Para montar las lentes de su primer instrumento, Galileo empleó un viejo tubo de órgano, y en la noche del 6 de enero de 1610 estrenó su telescopio al apuntarlo a la Luna, las estrellas y el planeta Júpiter, que podía verse al anochecer. Además de ser el primer hombre en ver los cráteres de la Luna, y cientos de estrellas de escasa magnitud jamás vistas antes, su descubrimiento más importante fue el de los satélites de Júpiter, cuya observación durante varios días ratificó la teoría heliocéntrica de Copérnico y le hizo escribir su famoso tratado “Sidereus Nuncius” que de inmediato circuló por toda Europa. Nacía así la astronomía moderna.
Galileo construyó varias docenas de telescopios similares, fabricados con una lente objetivo convexa, de unos tres centímetros de diámetro, y otra lente cóncava y más pequeña, llamada ocular por ser la más cercana al ojo del observador. Este tipo de telescopio, compuesto por lentes, es denominado un refractor.
Posteriormente, el alemán Johannes Kepler mejoró el instrumento de Galileo utilizando como ocular una lente convexa, lo que aumentaba considerablemente el campo del telescopio, aunque invertía la imagen aumentada. Debe aclararse que la mejora introducida por Kepler era relativa, ya que aunque proporcionaba un campo mayor, provocaba en la imagen resultante una mayor aberración esférica respecto al diseño de Galileo, que en cierta forma compensaba ese efecto.
El holandés Christiaan Huygens, a mediados del siglo XVII, trató de combatir la aberración esférica alargando la distancia focal de sus objetivos, con lo que lograba además un aumento de la imagen proporcionalmente mayor; gracias a ello pudo constatar que Saturno, el “planeta triple”, descrito anteriormente por Galileo, no era tal, sino que en realidad estaba circundado por un brillante anillo.
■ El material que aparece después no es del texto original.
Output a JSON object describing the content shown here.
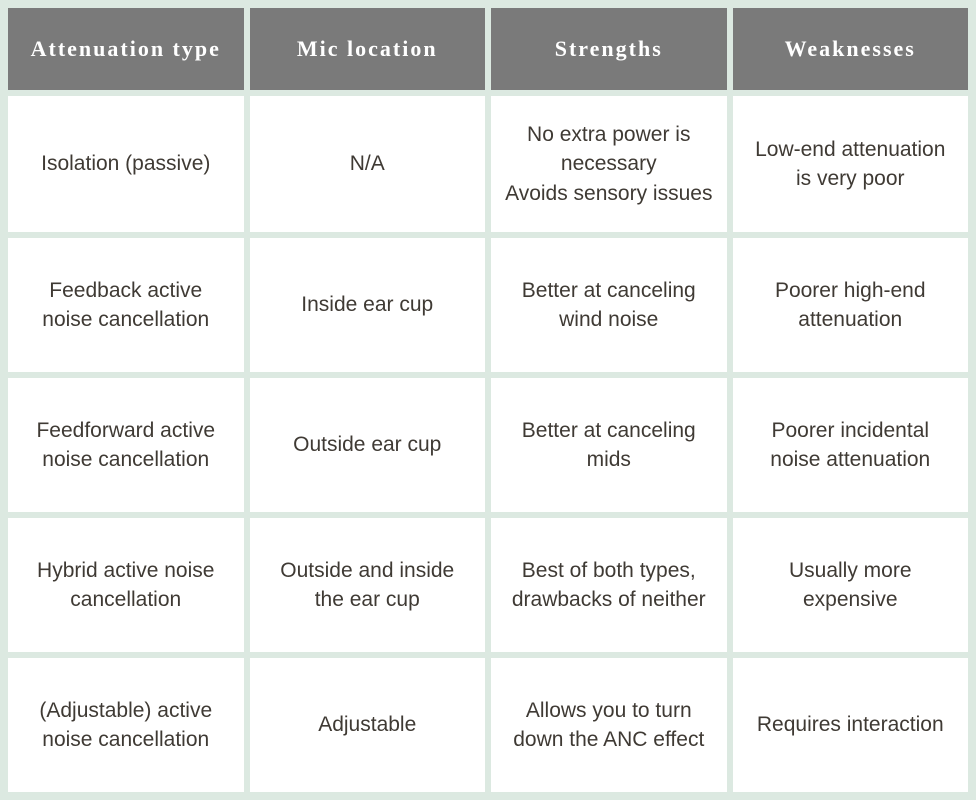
{
  "table": {
    "type": "table",
    "background_color": "#dce9e1",
    "cell_background": "#ffffff",
    "header_background": "#7a7a7a",
    "header_text_color": "#ffffff",
    "body_text_color": "#3f3a34",
    "header_fontsize": 22,
    "body_fontsize": 21,
    "cell_spacing": 6,
    "columns": [
      "Attenuation type",
      "Mic location",
      "Strengths",
      "Weaknesses"
    ],
    "rows": [
      {
        "attenuation_type": "Isolation (passive)",
        "mic_location": "N/A",
        "strengths": "No extra power is necessary\nAvoids sensory issues",
        "weaknesses": "Low-end attenuation is very poor"
      },
      {
        "attenuation_type": "Feedback active noise cancellation",
        "mic_location": "Inside ear cup",
        "strengths": "Better at canceling wind noise",
        "weaknesses": "Poorer high-end attenuation"
      },
      {
        "attenuation_type": "Feedforward active noise cancellation",
        "mic_location": "Outside ear cup",
        "strengths": "Better at canceling mids",
        "weaknesses": "Poorer incidental noise attenuation"
      },
      {
        "attenuation_type": "Hybrid active noise cancellation",
        "mic_location": "Outside and inside the ear cup",
        "strengths": "Best of both types, drawbacks of neither",
        "weaknesses": "Usually more expensive"
      },
      {
        "attenuation_type": "(Adjustable) active noise cancellation",
        "mic_location": "Adjustable",
        "strengths": "Allows you to turn down the ANC effect",
        "weaknesses": "Requires interaction"
      }
    ]
  }
}
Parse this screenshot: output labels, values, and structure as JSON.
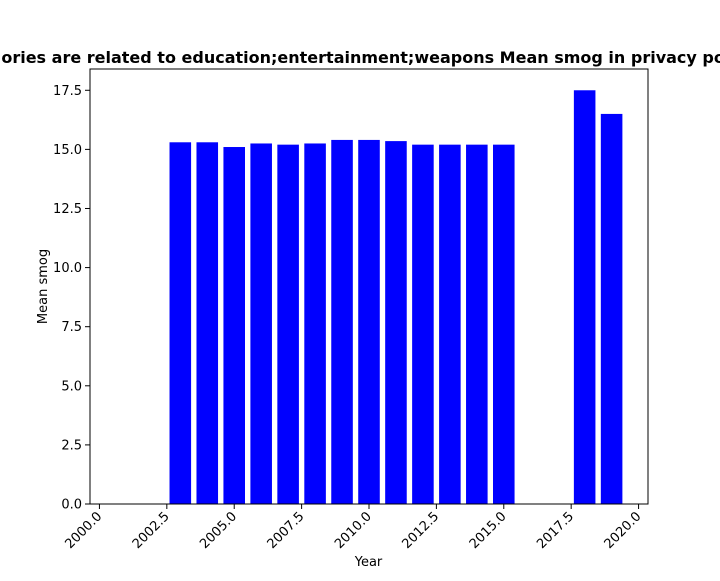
{
  "chart_data": {
    "type": "bar",
    "title": "Categories are related to education;entertainment;weapons Mean smog in privacy policies",
    "xlabel": "Year",
    "ylabel": "Mean smog",
    "x": [
      2003,
      2004,
      2005,
      2006,
      2007,
      2008,
      2009,
      2010,
      2011,
      2012,
      2013,
      2014,
      2015,
      2018,
      2019
    ],
    "values": [
      15.3,
      15.3,
      15.1,
      15.25,
      15.2,
      15.25,
      15.4,
      15.4,
      15.35,
      15.2,
      15.2,
      15.2,
      15.2,
      17.5,
      16.5
    ],
    "xlim": [
      1999.65,
      2020.35
    ],
    "ylim": [
      0,
      18.4
    ],
    "x_ticks": [
      2000,
      2002.5,
      2005,
      2007.5,
      2010,
      2012.5,
      2015,
      2017.5,
      2020
    ],
    "x_tick_labels": [
      "2000.0",
      "2002.5",
      "2005.0",
      "2007.5",
      "2010.0",
      "2012.5",
      "2015.0",
      "2017.5",
      "2020.0"
    ],
    "y_ticks": [
      0,
      2.5,
      5,
      7.5,
      10,
      12.5,
      15,
      17.5
    ],
    "y_tick_labels": [
      "0.0",
      "2.5",
      "5.0",
      "7.5",
      "10.0",
      "12.5",
      "15.0",
      "17.5"
    ],
    "bar_width": 0.8,
    "grid": false,
    "legend": "none",
    "colors": {
      "bar": "#0000ff",
      "axis": "#000000",
      "background": "#ffffff"
    }
  }
}
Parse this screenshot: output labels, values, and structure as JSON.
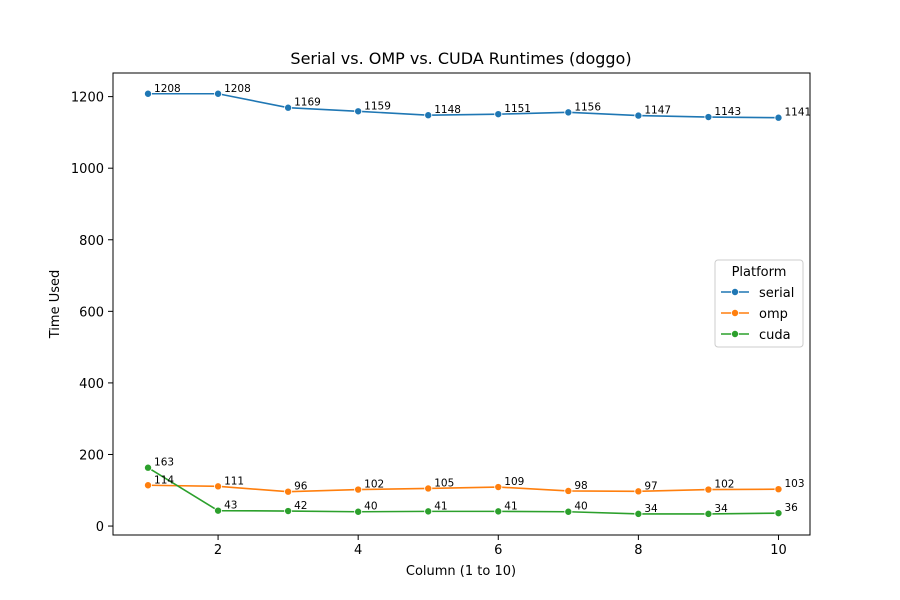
{
  "chart_data": {
    "type": "line",
    "title": "Serial vs. OMP vs. CUDA Runtimes (doggo)",
    "xlabel": "Column (1 to 10)",
    "ylabel": "Time Used",
    "x": [
      1,
      2,
      3,
      4,
      5,
      6,
      7,
      8,
      9,
      10
    ],
    "xlim": [
      0.5,
      10.45
    ],
    "ylim": [
      -25,
      1266
    ],
    "xticks": [
      2,
      4,
      6,
      8,
      10
    ],
    "yticks": [
      0,
      200,
      400,
      600,
      800,
      1000,
      1200
    ],
    "grid": false,
    "legend": {
      "title": "Platform",
      "placement": "center-right"
    },
    "series": [
      {
        "name": "serial",
        "color": "#1f77b4",
        "values": [
          1208,
          1208,
          1169,
          1159,
          1148,
          1151,
          1156,
          1147,
          1143,
          1141
        ]
      },
      {
        "name": "omp",
        "color": "#ff7f0e",
        "values": [
          114,
          111,
          96,
          102,
          105,
          109,
          98,
          97,
          102,
          103
        ]
      },
      {
        "name": "cuda",
        "color": "#2ca02c",
        "values": [
          163,
          43,
          42,
          40,
          41,
          41,
          40,
          34,
          34,
          36
        ]
      }
    ]
  }
}
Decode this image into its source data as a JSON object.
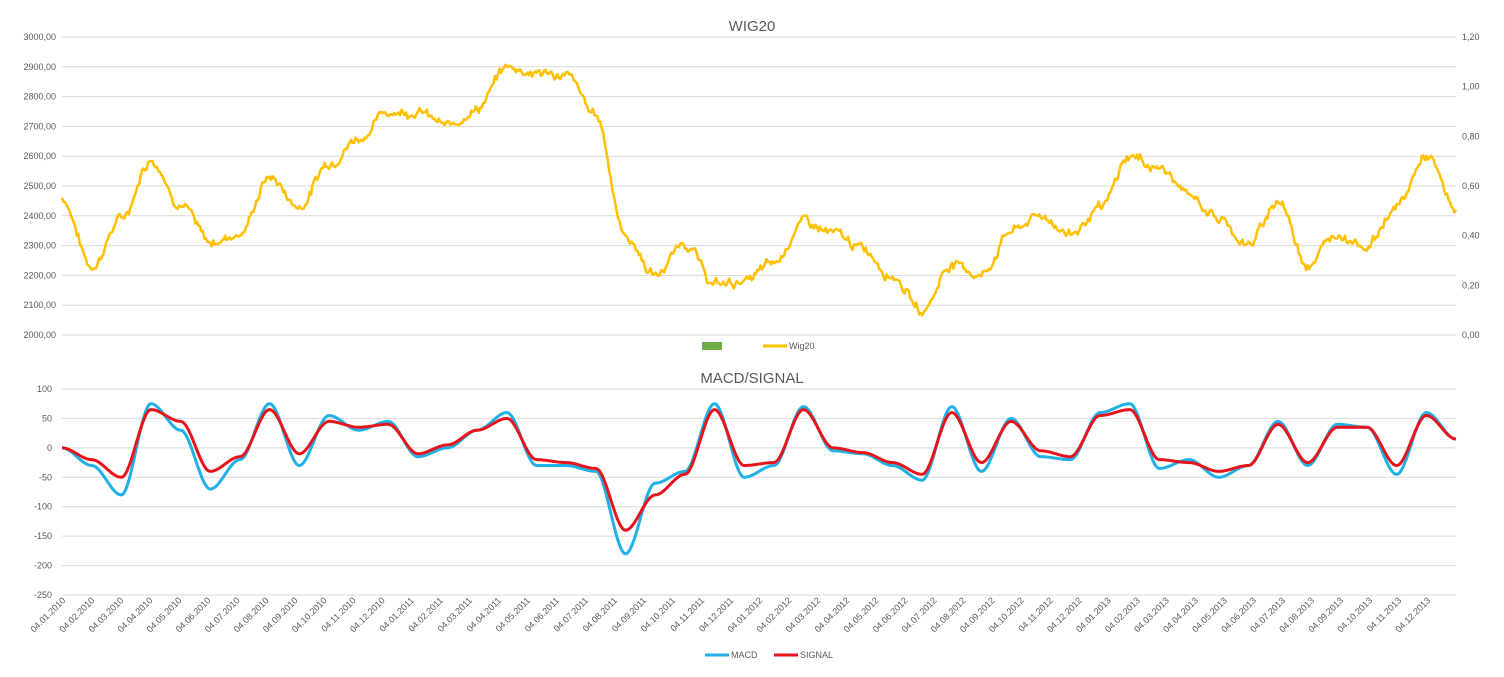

En 1655, Huygens también descubrió a Titán, el primer satélite conocido de Saturno.
Años después el inglés Isaac Newton, que creía que la aberración esférica no podría corregirse nunca, ideó otro tipo de telescopio, el reflector, a base de espejos. El razonamiento de Newton era simple y brillante: si la luz no atravesaba ninguna lente, la aberración esférica dejaría de ser un problema. Su telescopio le valió el ingreso a la Academia de Ciencias de Inglaterra.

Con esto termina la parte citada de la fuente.